The United States will have its own challenge in learning to work effectively with India, and that is to recognize the unique nature of this great-power relationship. The United States has no other partnership quite like it. India is too big and too proud to become a formal treaty ally of the United States, as Germany and Japan are. India will insist, for instance, on retaining its strong military ties to Russia and continuing its trade with Iran. The United States is accustomed to calling the shots with its allies in Europe and East Asia. That won't work with India, which will insist on equal standing with United States. To be effective in dealing with New Delhi, American diplomats must therefore pay special attention to Indian sensitivities, maintaining a realistic sense of what is and what is not possible with modern India.

This enhanced partnership will not be warmly welcomed in Pakistan or China. But the United States can manage whatever resentment results: India will likely be a more reliable and trusting partner than Pakistan has ever been, and a stronger military link to India will also send a useful and important message to Beijing -- that the democratic countries of the region will remain strong and united.
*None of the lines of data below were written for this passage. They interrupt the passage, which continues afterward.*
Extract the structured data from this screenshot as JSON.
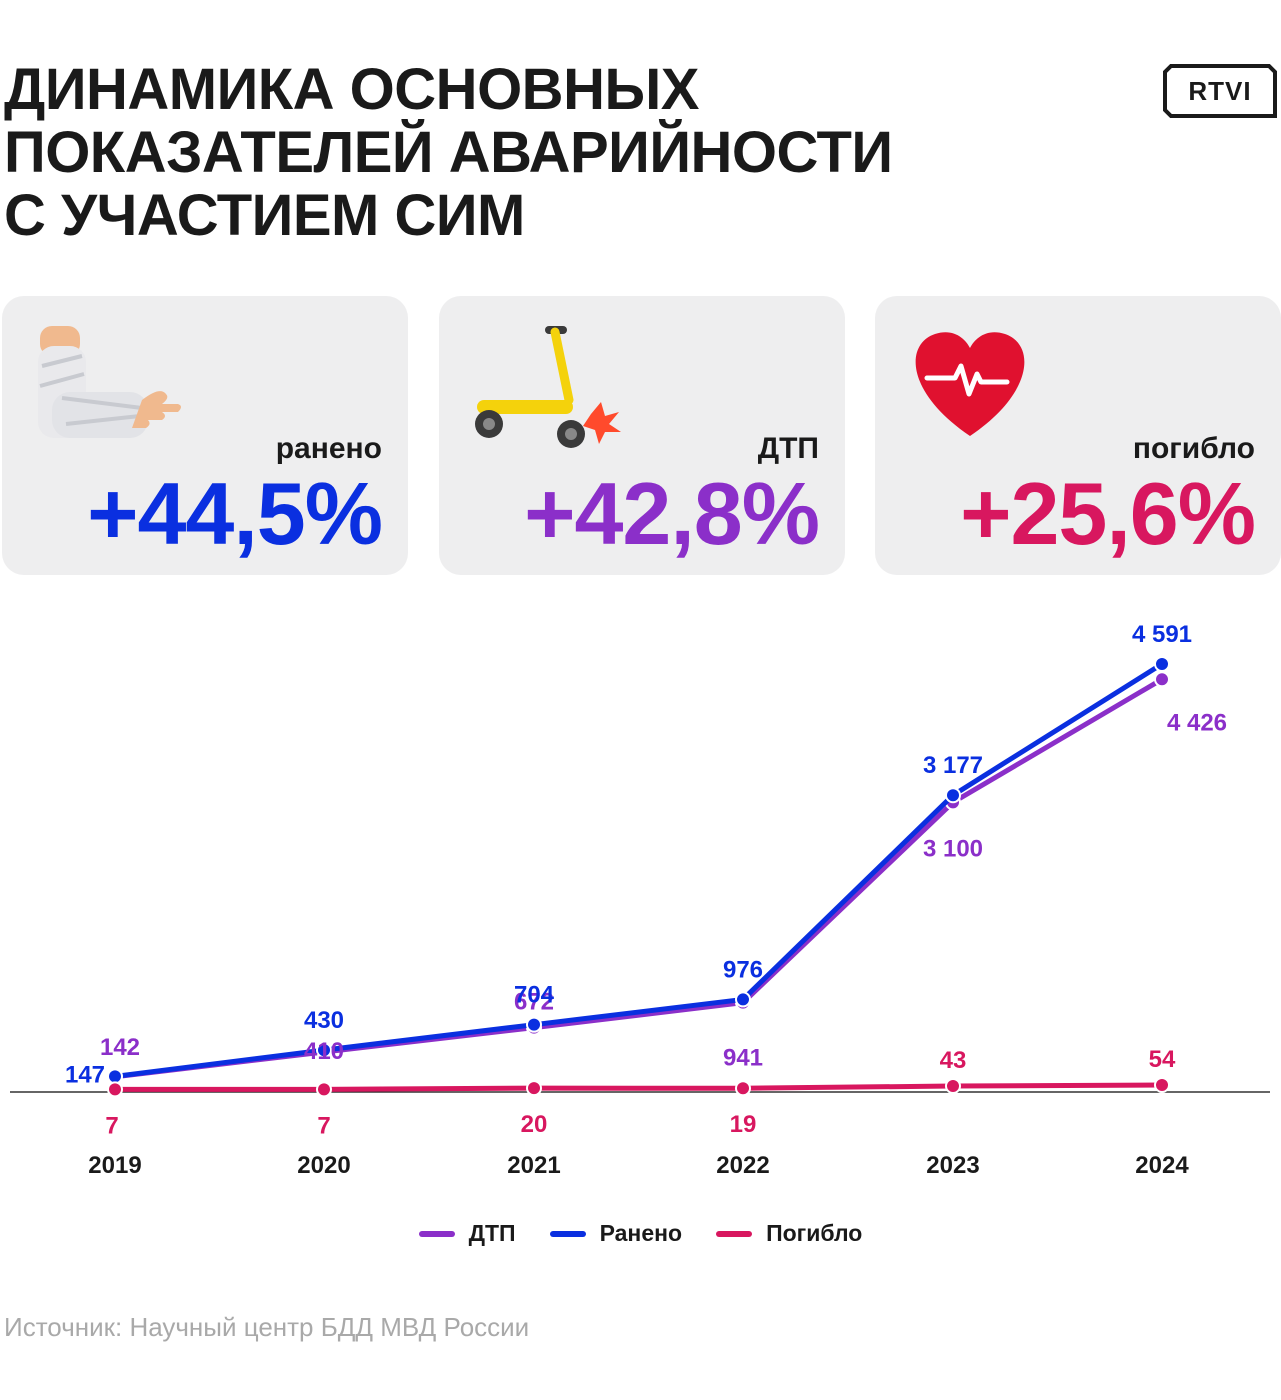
{
  "title_lines": [
    "ДИНАМИКА ОСНОВНЫХ",
    "ПОКАЗАТЕЛЕЙ АВАРИЙНОСТИ",
    "С УЧАСТИЕМ СИМ"
  ],
  "logo": "RTVI",
  "colors": {
    "injured": "#0a2fe0",
    "accidents": "#8b2fc9",
    "killed": "#d8175f",
    "card_bg": "#eeeeef"
  },
  "cards": [
    {
      "label": "ранено",
      "value": "+44,5%",
      "icon": "bandaged-arm-icon"
    },
    {
      "label": "ДТП",
      "value": "+42,8%",
      "icon": "scooter-crash-icon"
    },
    {
      "label": "погибло",
      "value": "+25,6%",
      "icon": "heart-pulse-icon"
    }
  ],
  "chart_data": {
    "type": "line",
    "categories": [
      "2019",
      "2020",
      "2021",
      "2022",
      "2023",
      "2024"
    ],
    "series": [
      {
        "name": "ДТП",
        "values": [
          142,
          410,
          672,
          941,
          3100,
          4426
        ],
        "labels": [
          "142",
          "410",
          "672",
          "941",
          "3 100",
          "4 426"
        ]
      },
      {
        "name": "Ранено",
        "values": [
          147,
          430,
          704,
          976,
          3177,
          4591
        ],
        "labels": [
          "147",
          "430",
          "704",
          "976",
          "3 177",
          "4 591"
        ]
      },
      {
        "name": "Погибло",
        "values": [
          7,
          7,
          20,
          19,
          43,
          54
        ],
        "labels": [
          "7",
          "7",
          "20",
          "19",
          "43",
          "54"
        ]
      }
    ],
    "legend": [
      "ДТП",
      "Ранено",
      "Погибло"
    ],
    "legend_position": "bottom-center",
    "grid": false
  },
  "source": "Источник: Научный центр БДД МВД России"
}
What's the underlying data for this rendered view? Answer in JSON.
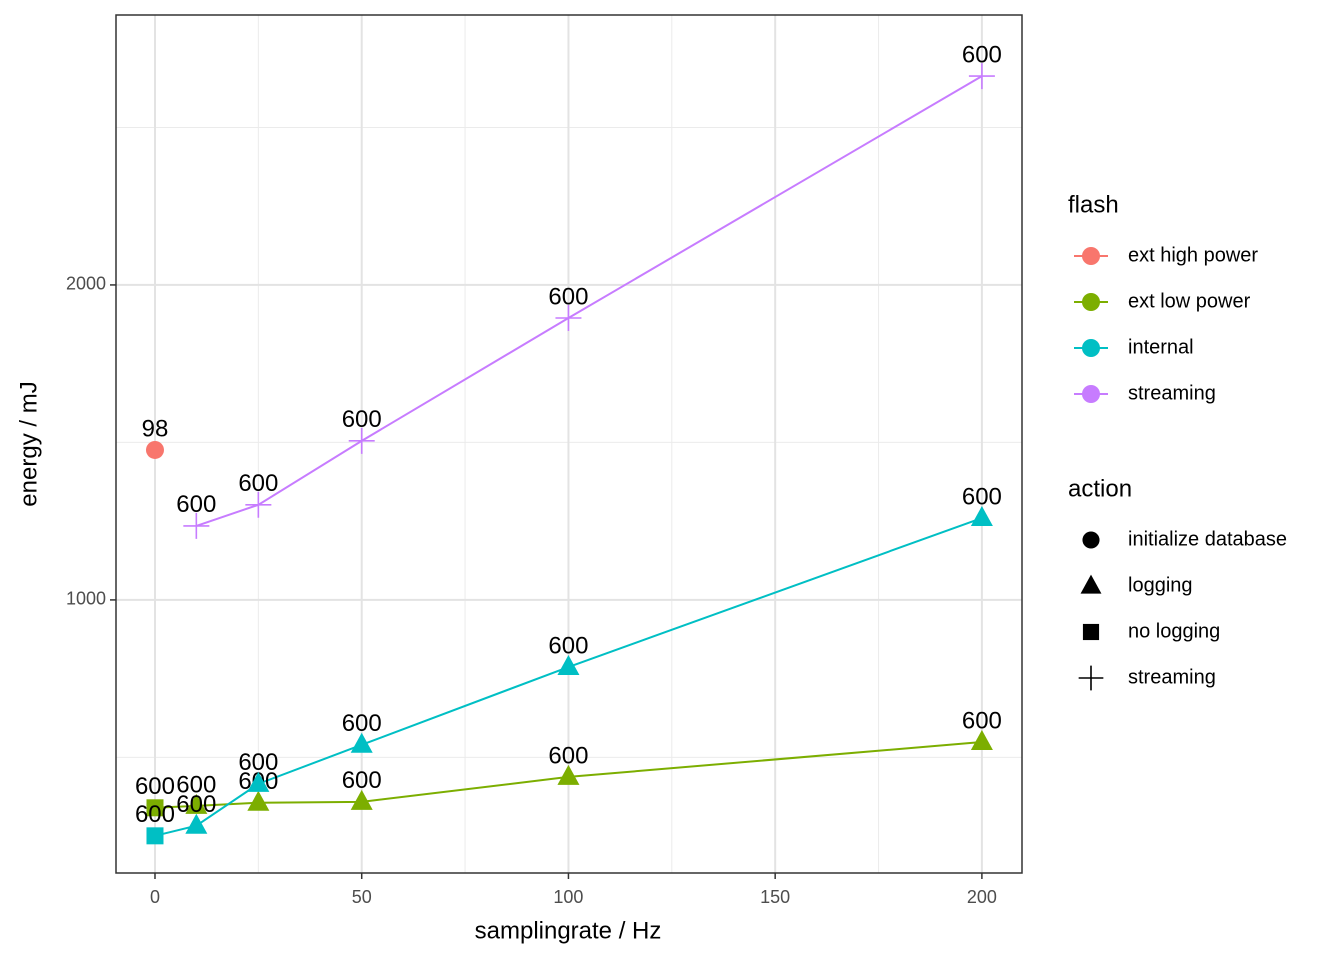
{
  "chart_data": {
    "type": "line",
    "x_label": "samplingrate / Hz",
    "y_label": "energy / mJ",
    "xlim": [
      -9.43,
      209.7
    ],
    "ylim": [
      133,
      2857
    ],
    "xticks": [
      0,
      50,
      100,
      150,
      200
    ],
    "yticks": [
      1000,
      2000
    ],
    "xminor": [
      25,
      75,
      125,
      175
    ],
    "yminor": [
      500,
      1500,
      2500
    ],
    "grid": true,
    "color_legend_title": "flash",
    "shape_legend_title": "action",
    "actions": [
      {
        "name": "initialize database",
        "shape": "circle"
      },
      {
        "name": "logging",
        "shape": "triangle"
      },
      {
        "name": "no logging",
        "shape": "square"
      },
      {
        "name": "streaming",
        "shape": "plus"
      }
    ],
    "series": [
      {
        "name": "ext high power",
        "color": "#f8766d",
        "x": [
          0
        ],
        "values": [
          1476
        ],
        "action": [
          0
        ],
        "n": [
          98
        ]
      },
      {
        "name": "ext low power",
        "color": "#7cae00",
        "x": [
          0,
          10,
          25,
          50,
          100,
          200
        ],
        "values": [
          340,
          346,
          356,
          359,
          438,
          549
        ],
        "action": [
          2,
          1,
          1,
          1,
          1,
          1
        ],
        "n": [
          600,
          600,
          600,
          600,
          600,
          600
        ]
      },
      {
        "name": "internal",
        "color": "#00bfc4",
        "x": [
          0,
          10,
          25,
          50,
          100,
          200
        ],
        "values": [
          251,
          283,
          416,
          540,
          787,
          1260
        ],
        "action": [
          2,
          1,
          1,
          1,
          1,
          1
        ],
        "n": [
          600,
          600,
          600,
          600,
          600,
          600
        ]
      },
      {
        "name": "streaming",
        "color": "#c77cff",
        "x": [
          10,
          25,
          50,
          100,
          200
        ],
        "values": [
          1235,
          1302,
          1505,
          1895,
          2663
        ],
        "action": [
          3,
          3,
          3,
          3,
          3
        ],
        "n": [
          600,
          600,
          600,
          600,
          600
        ]
      }
    ]
  }
}
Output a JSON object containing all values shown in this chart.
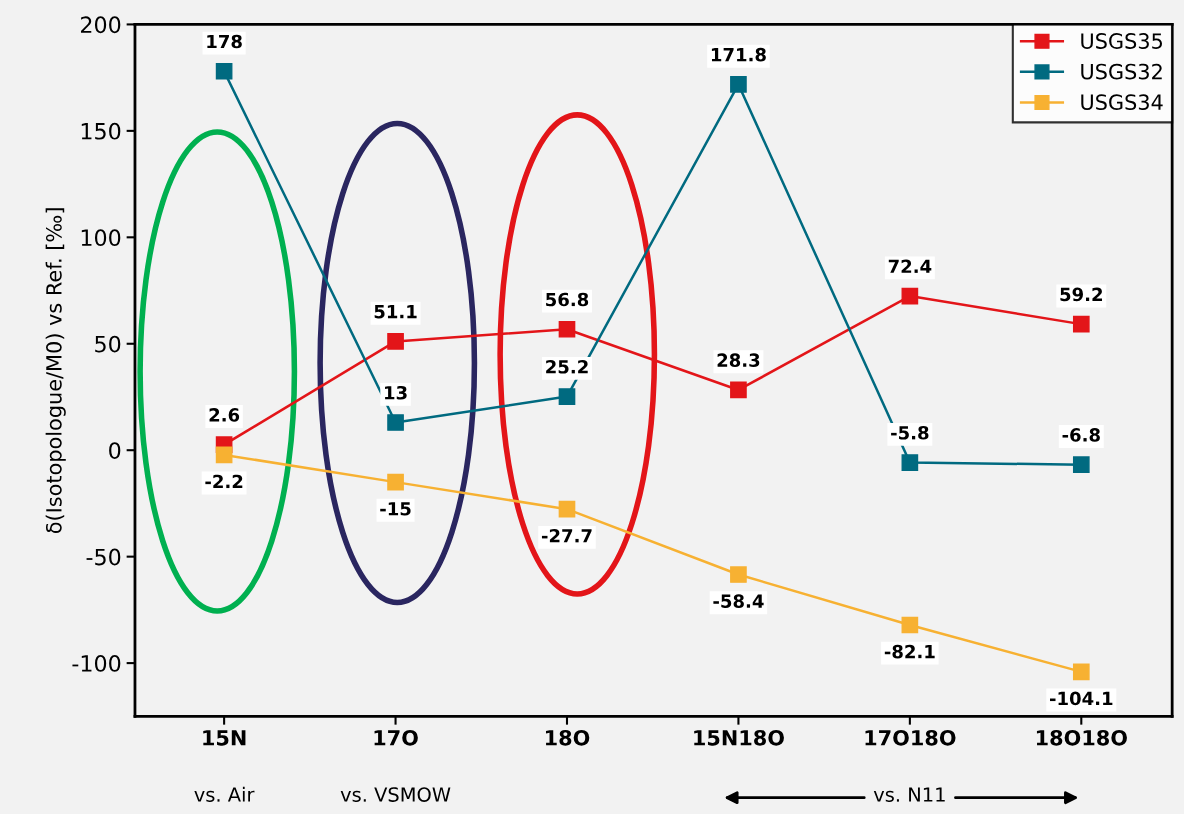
{
  "chart_data": {
    "type": "line",
    "ylabel": "δ(Isotopologue/M0) vs Ref. [‰]",
    "categories": [
      "15N",
      "17O",
      "18O",
      "15N18O",
      "17O18O",
      "18O18O"
    ],
    "series": [
      {
        "name": "USGS35",
        "color": "#e31519",
        "values": [
          2.6,
          51.1,
          56.8,
          28.3,
          72.4,
          59.2
        ]
      },
      {
        "name": "USGS32",
        "color": "#006a80",
        "values": [
          178,
          13,
          25.2,
          171.8,
          -5.8,
          -6.8
        ]
      },
      {
        "name": "USGS34",
        "color": "#f7b132",
        "values": [
          -2.2,
          -15,
          -27.7,
          -58.4,
          -82.1,
          -104.1
        ]
      }
    ],
    "ylim": [
      -125,
      200
    ],
    "yticks": [
      -100,
      -50,
      0,
      50,
      100,
      150,
      200
    ],
    "data_labels": true,
    "marker": "square",
    "legend": "top right",
    "grid": false,
    "annotations": [
      "vs. Air",
      "vs. VSMOW",
      "vs. N11"
    ]
  }
}
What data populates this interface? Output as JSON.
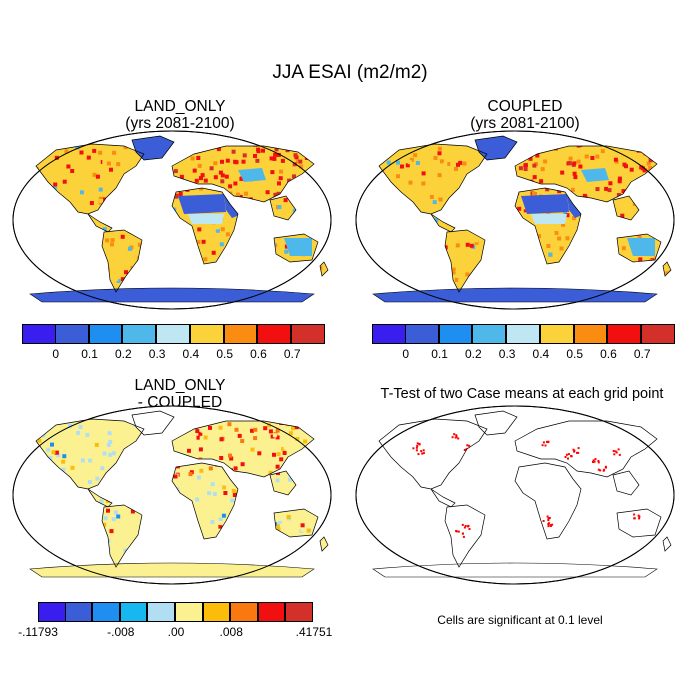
{
  "figure": {
    "title": "JJA ESAI (m2/m2)",
    "note": "Cells are significant at 0.1 level"
  },
  "panels": [
    {
      "id": "land_only",
      "title": "LAND_ONLY",
      "subtitle": "(yrs 2081-2100)",
      "antarctica_color": "#3b5ed8",
      "colorbar": {
        "colors": [
          "#3a1ef0",
          "#3b5ed8",
          "#1e8ff0",
          "#4fb8ea",
          "#bfe6f3",
          "#fbd23a",
          "#f98c11",
          "#f20f0f",
          "#d3302a"
        ],
        "labels": [
          "0",
          "0.1",
          "0.2",
          "0.3",
          "0.4",
          "0.5",
          "0.6",
          "0.7"
        ]
      }
    },
    {
      "id": "coupled",
      "title": "COUPLED",
      "subtitle": "(yrs 2081-2100)",
      "antarctica_color": "#3b5ed8",
      "colorbar": {
        "colors": [
          "#3a1ef0",
          "#3b5ed8",
          "#1e8ff0",
          "#4fb8ea",
          "#bfe6f3",
          "#fbd23a",
          "#f98c11",
          "#f20f0f",
          "#d3302a"
        ],
        "labels": [
          "0",
          "0.1",
          "0.2",
          "0.3",
          "0.4",
          "0.5",
          "0.6",
          "0.7"
        ]
      }
    },
    {
      "id": "difference",
      "title": "LAND_ONLY",
      "subtitle": "- COUPLED",
      "antarctica_color": "#fcf190",
      "colorbar": {
        "colors": [
          "#3a1ef0",
          "#3b5ed8",
          "#1e8ff0",
          "#17b8f0",
          "#b2def3",
          "#fcf190",
          "#fbbd09",
          "#f9780f",
          "#f20f0f",
          "#d3302a"
        ],
        "labels": [
          "-.11793",
          "-.008",
          ".00",
          ".008",
          ".41751"
        ]
      }
    },
    {
      "id": "ttest",
      "title": "T-Test of two Case means at each grid point",
      "significant_color": "#ff0000"
    }
  ]
}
Luckily, Washington's renewed emphasis on India should not be a hard sell in the United States. Obama can count on enthusiastic backing from the growing and highly successful Indian American community. The American and Indian publics consistently support the relationship in opinion polls. Most important, perhaps, Obama can also rely on one advantage he does not enjoy on nearly any other major foreign policy issue: bipartisan support. Bill Clinton, Bush, and Obama have co-authored the rise of U.S.-Indian ties over the last 15 years. This rare Democratic-Republican consensus that the United States ought to pivot its attention to New Delhi should allow India to remain at the forefront of U.S. strategy in Asia for decades to come.